The four all agree that the audience should be able to drift in and out of the piece. Time can be taken to feel, to dream.
So here the content meets the form. If the content is like that, says Cameron, then the form necessarily must reflect these issues. It is not uncommon that the content of a piece becomes the form (Remember McLuhan? "The medium is the message") Interestingly, as I watch these people responding from their dream-like, Jungian, mythic, exotic place, I see the form has also invaded the personal territory of the creators. They, to some degree, are living it - not as a method actor might do with a character but they have been penetrated by the very form and tone of the dream and mystery.
This project may sound like an intense inner world, but the company insists that Remember is a spectacle, that it is extravagant visually, a big picture, animated.

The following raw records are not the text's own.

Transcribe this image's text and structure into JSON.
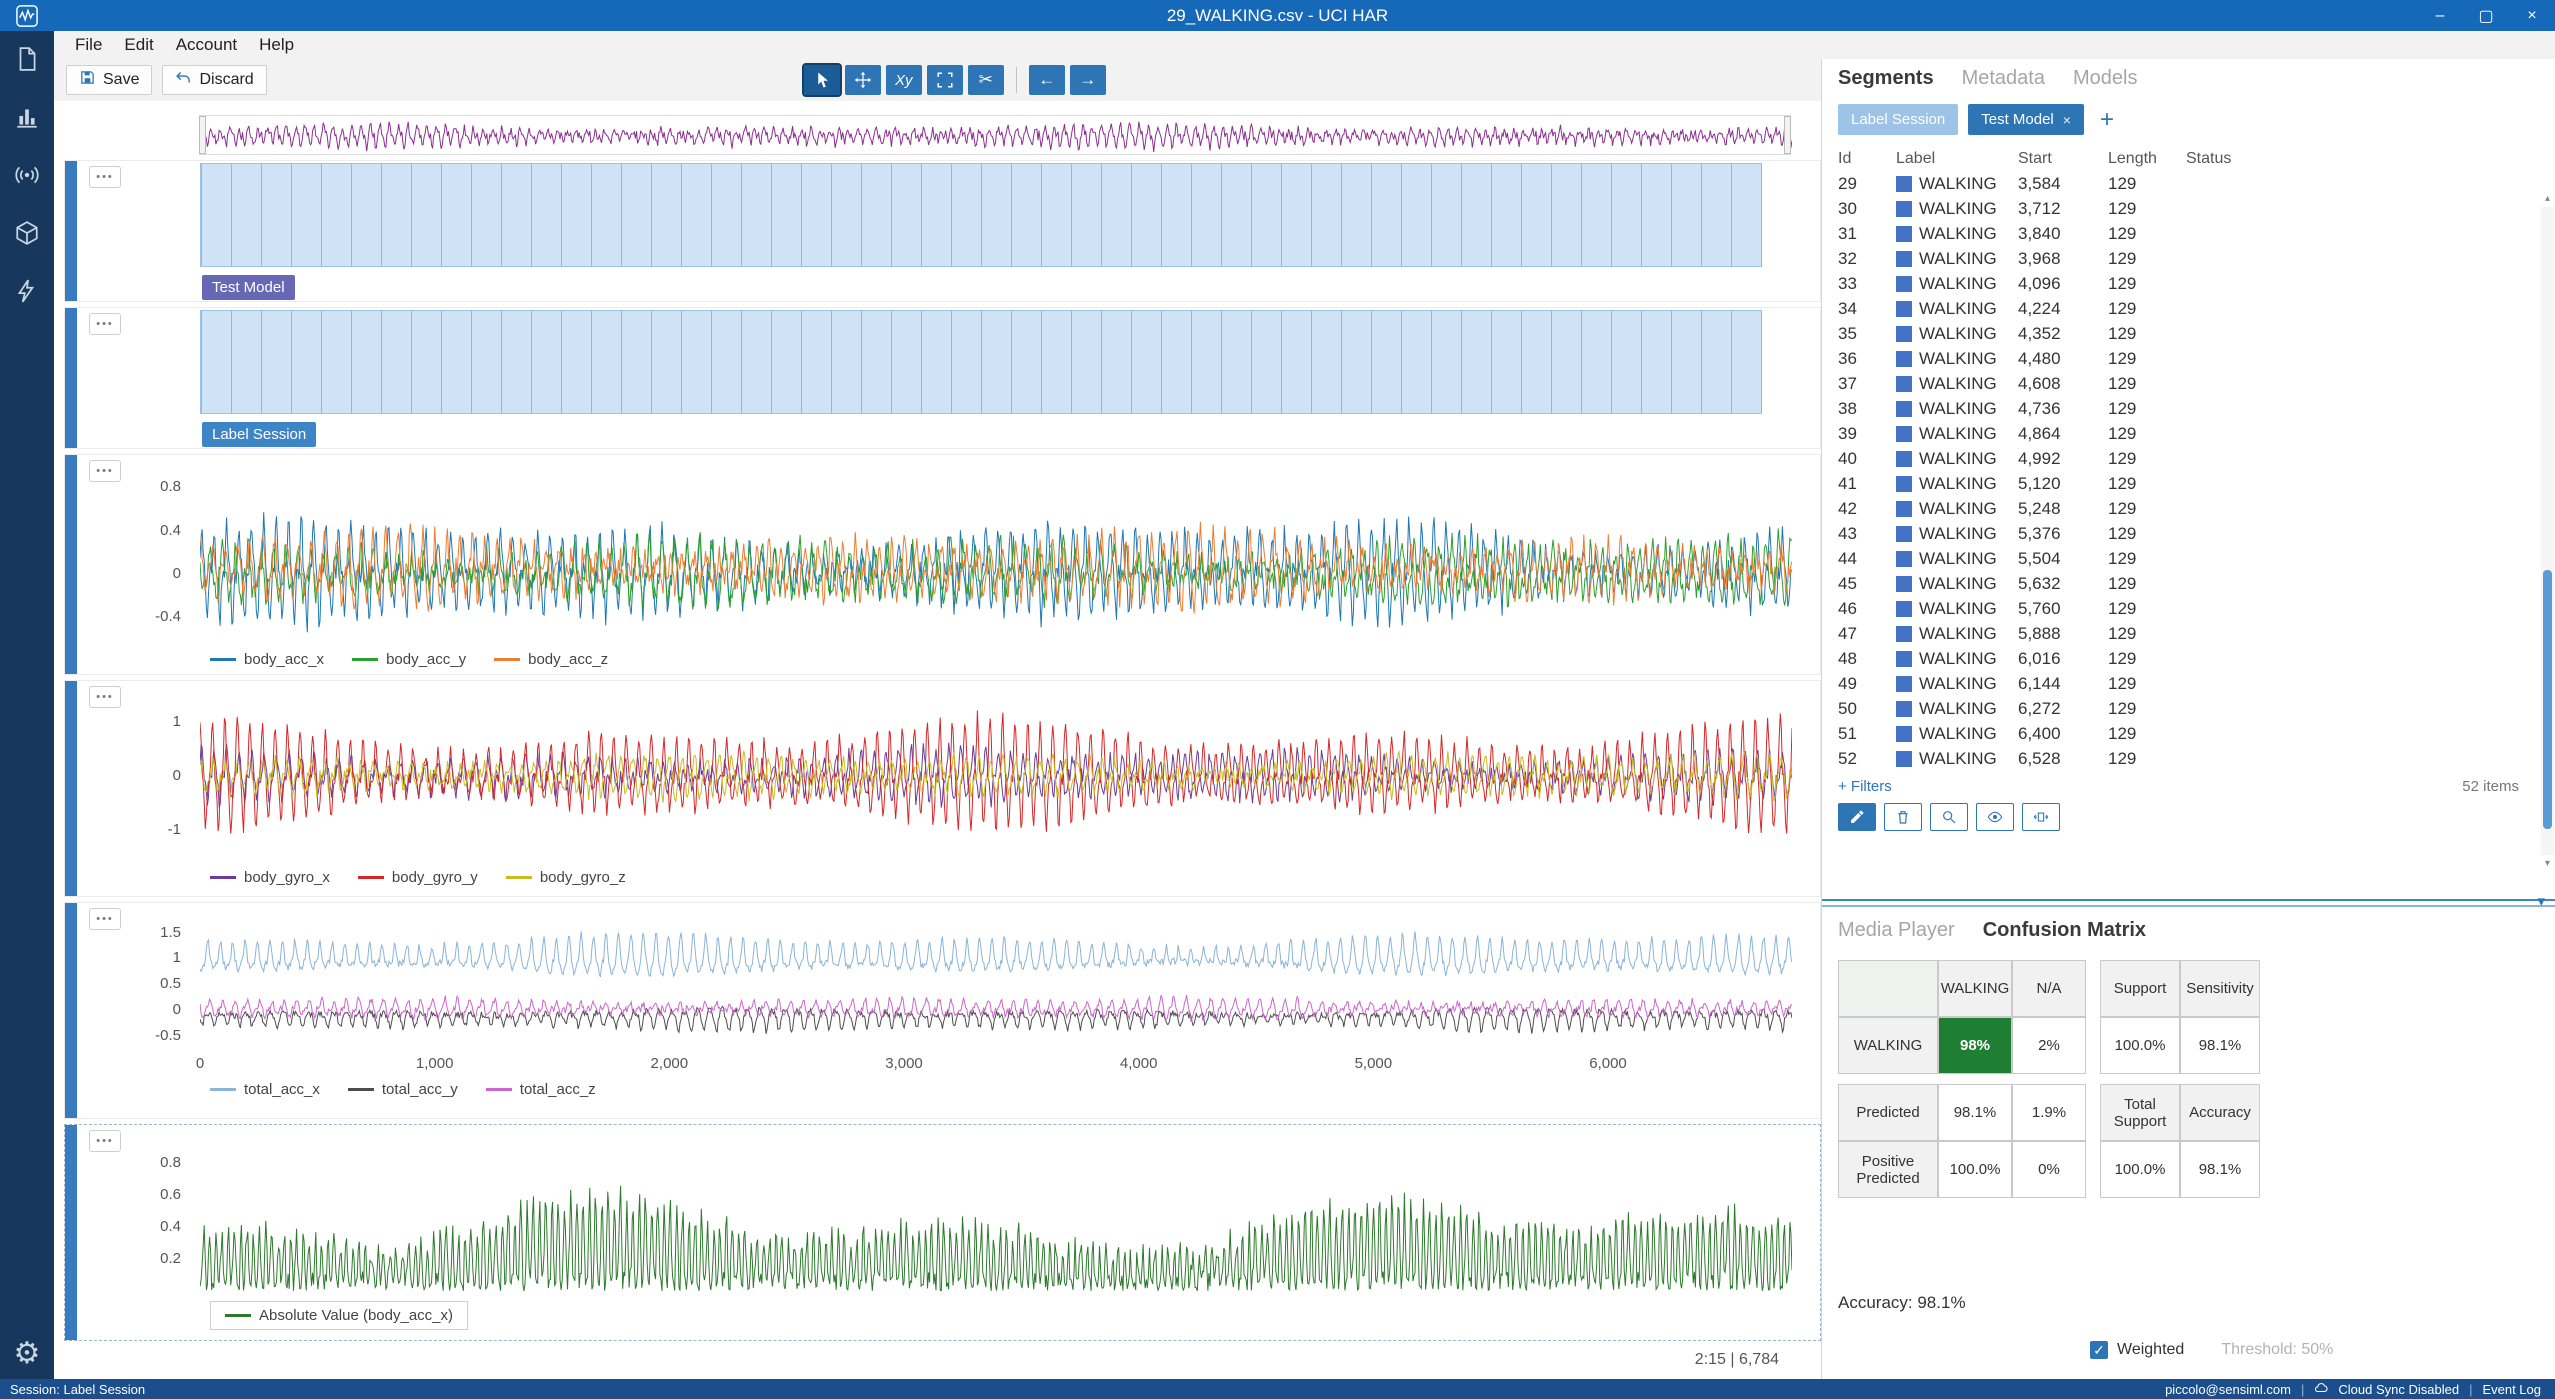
{
  "window": {
    "title": "29_WALKING.csv - UCI HAR",
    "controls": [
      "minimize",
      "maximize",
      "close"
    ]
  },
  "menu": {
    "items": [
      "File",
      "Edit",
      "Account",
      "Help"
    ]
  },
  "toolbar": {
    "save_label": "Save",
    "discard_label": "Discard",
    "tools": [
      {
        "name": "select-tool",
        "active": true
      },
      {
        "name": "pan-tool"
      },
      {
        "name": "xy-tool",
        "label": "Xy"
      },
      {
        "name": "fit-tool"
      },
      {
        "name": "cut-tool"
      },
      {
        "name": "separator"
      },
      {
        "name": "back-tool"
      },
      {
        "name": "forward-tool"
      }
    ]
  },
  "sidebar": {
    "icons": [
      "file-icon",
      "bar-chart-icon",
      "signal-icon",
      "cube-icon",
      "lightning-icon"
    ],
    "bottom_icon": "gear-icon"
  },
  "segment_tracks": [
    {
      "label": "Test Model",
      "chip_color": "#6668b5",
      "segments": 52
    },
    {
      "label": "Label Session",
      "chip_color": "#3d85c6",
      "segments": 52
    }
  ],
  "footer_label": "2:15 | 6,784",
  "segments_panel": {
    "tabs": [
      "Segments",
      "Metadata",
      "Models"
    ],
    "active_tab": "Segments",
    "session_chips": [
      {
        "label": "Label Session",
        "active": false
      },
      {
        "label": "Test Model",
        "active": true,
        "closable": true
      }
    ],
    "add_button_label": "+",
    "table": {
      "columns": [
        "Id",
        "Label",
        "Start",
        "Length",
        "Status"
      ],
      "label_color": "#4472c4",
      "status_color": "#3fa33f",
      "rows": [
        [
          "29",
          "WALKING",
          "3,584",
          "129"
        ],
        [
          "30",
          "WALKING",
          "3,712",
          "129"
        ],
        [
          "31",
          "WALKING",
          "3,840",
          "129"
        ],
        [
          "32",
          "WALKING",
          "3,968",
          "129"
        ],
        [
          "33",
          "WALKING",
          "4,096",
          "129"
        ],
        [
          "34",
          "WALKING",
          "4,224",
          "129"
        ],
        [
          "35",
          "WALKING",
          "4,352",
          "129"
        ],
        [
          "36",
          "WALKING",
          "4,480",
          "129"
        ],
        [
          "37",
          "WALKING",
          "4,608",
          "129"
        ],
        [
          "38",
          "WALKING",
          "4,736",
          "129"
        ],
        [
          "39",
          "WALKING",
          "4,864",
          "129"
        ],
        [
          "40",
          "WALKING",
          "4,992",
          "129"
        ],
        [
          "41",
          "WALKING",
          "5,120",
          "129"
        ],
        [
          "42",
          "WALKING",
          "5,248",
          "129"
        ],
        [
          "43",
          "WALKING",
          "5,376",
          "129"
        ],
        [
          "44",
          "WALKING",
          "5,504",
          "129"
        ],
        [
          "45",
          "WALKING",
          "5,632",
          "129"
        ],
        [
          "46",
          "WALKING",
          "5,760",
          "129"
        ],
        [
          "47",
          "WALKING",
          "5,888",
          "129"
        ],
        [
          "48",
          "WALKING",
          "6,016",
          "129"
        ],
        [
          "49",
          "WALKING",
          "6,144",
          "129"
        ],
        [
          "50",
          "WALKING",
          "6,272",
          "129"
        ],
        [
          "51",
          "WALKING",
          "6,400",
          "129"
        ],
        [
          "52",
          "WALKING",
          "6,528",
          "129"
        ]
      ]
    },
    "filters_label": "+ Filters",
    "items_label": "52 items",
    "actions": [
      {
        "name": "edit-segment-button",
        "active": true
      },
      {
        "name": "delete-segment-button"
      },
      {
        "name": "zoom-to-segment-button"
      },
      {
        "name": "toggle-segment-visibility-button"
      },
      {
        "name": "expand-segment-button"
      }
    ]
  },
  "bottom_panel": {
    "tabs": [
      "Media Player",
      "Confusion Matrix"
    ],
    "active_tab": "Confusion Matrix",
    "confusion_matrix": {
      "header": [
        "",
        "WALKING",
        "N/A",
        "Support",
        "Sensitivity"
      ],
      "rows": [
        {
          "cells": [
            "WALKING",
            "98%",
            "2%",
            "100.0%",
            "98.1%"
          ],
          "styles": [
            "rowhead",
            "diag",
            "val",
            "val",
            "val"
          ]
        },
        {
          "cells": [
            "Predicted",
            "98.1%",
            "1.9%",
            "Total Support",
            "Accuracy"
          ],
          "styles": [
            "rowhead",
            "val",
            "val",
            "head",
            "head"
          ]
        },
        {
          "cells": [
            "Positive Predicted",
            "100.0%",
            "0%",
            "100.0%",
            "98.1%"
          ],
          "styles": [
            "rowhead",
            "val",
            "val",
            "val",
            "val"
          ]
        }
      ],
      "diag_color": "#1e7e34"
    },
    "accuracy_label": "Accuracy: 98.1%",
    "weighted_label": "Weighted",
    "weighted_checked": true,
    "threshold_label": "Threshold: 50%"
  },
  "status_bar": {
    "left": "Session: Label Session",
    "user": "piccolo@sensiml.com",
    "cloud": "Cloud Sync Disabled",
    "event_log": "Event Log"
  },
  "chart_data": [
    {
      "id": "overview",
      "type": "line",
      "role": "file-overview-strip",
      "x_range": [
        0,
        6784
      ],
      "series": [
        {
          "name": "overview_waveform",
          "color": "#8b2f8f"
        }
      ]
    },
    {
      "id": "body_acc",
      "type": "line",
      "y_ticks": [
        "0.8",
        "0.4",
        "0",
        "-0.4"
      ],
      "y_range": [
        -0.62,
        0.97
      ],
      "x_range": [
        0,
        6784
      ],
      "series": [
        {
          "name": "body_acc_x",
          "color": "#1f77b4"
        },
        {
          "name": "body_acc_y",
          "color": "#2ca02c"
        },
        {
          "name": "body_acc_z",
          "color": "#ed7d31"
        }
      ]
    },
    {
      "id": "body_gyro",
      "type": "line",
      "y_ticks": [
        "1",
        "0",
        "-1"
      ],
      "y_range": [
        -1.5,
        1.5
      ],
      "x_range": [
        0,
        6784
      ],
      "series": [
        {
          "name": "body_gyro_x",
          "color": "#6a3d9a"
        },
        {
          "name": "body_gyro_y",
          "color": "#d62728"
        },
        {
          "name": "body_gyro_z",
          "color": "#c9bc1f"
        }
      ]
    },
    {
      "id": "total_acc",
      "type": "line",
      "y_ticks": [
        "1.5",
        "1",
        "0.5",
        "0",
        "-0.5"
      ],
      "y_range": [
        -0.75,
        1.8
      ],
      "x_range": [
        0,
        6784
      ],
      "x_ticks": [
        "0",
        "1,000",
        "2,000",
        "3,000",
        "4,000",
        "5,000",
        "6,000"
      ],
      "series": [
        {
          "name": "total_acc_x",
          "color": "#8ab4d8"
        },
        {
          "name": "total_acc_y",
          "color": "#4d4d4d"
        },
        {
          "name": "total_acc_z",
          "color": "#cc66cc"
        }
      ]
    },
    {
      "id": "abs_body_acc_x",
      "type": "line",
      "y_ticks": [
        "0.8",
        "0.6",
        "0.4",
        "0.2"
      ],
      "y_range": [
        0,
        0.95
      ],
      "x_range": [
        0,
        6784
      ],
      "legend_boxed": true,
      "series": [
        {
          "name": "Absolute Value (body_acc_x)",
          "color": "#2d7a2d"
        }
      ]
    }
  ]
}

There are also "lots of ordinary, funny places," says Cameron.
There is a variety of genres employed: surrealism, naturalism, expressionism. The surrealism of French painter Delvaux is the location, the set, the landscape, according to Cameron. Naturalistic scenes give "moments of grounding" for the audience. Menzies describes the actors as at times real people in real situations, or embodiments of emotions, mere mouthpieces for words or simply physical presences. For the actors this can be confusing but exciting.
One element which seems intrinsic to the piece is song. The six songs by Dalmazio Barbare draw on styles as diverse as cabaret, recitative, classical opera and ballad. Menzies emphasises the ironic role of the songs and their placement within the play. Mills says "They come to her when she needs them.... when she needs lightening up." For Cameron, they represent the most creative and highly imaginative possibilities. They are in the woman's psyche, says Cameron because, in this piece, "there is no other place." They are healing, thinks Symons and are also "a way of giving greater form to something prosaic", he says.
The transforming and transporting effect of music is essential to this work. As we talked these actors were struggling to label their process and their potential product until we came upon the notion of "orchestration". "It is like a piece of music" says Cameron. They play their notes and seek the balance, the nuance, their placement. Evidently in early rehearsals, remembers Menzies, Kemp divided the play into "themes and variations" and used musical terminology to expound her concept. This musicality may explain why it is so difficult to communicate in words the nature of the work.
These people rehearsing in an old church hall are not only actors in this piece. They are threads in a weaving, patterns in a fabric, notes in a musical score, thoughts in a universal consciousness. They are components of a whole. It is no surprise, then, that it was essential for them to discuss this work as an ensemble. It is the ensemble.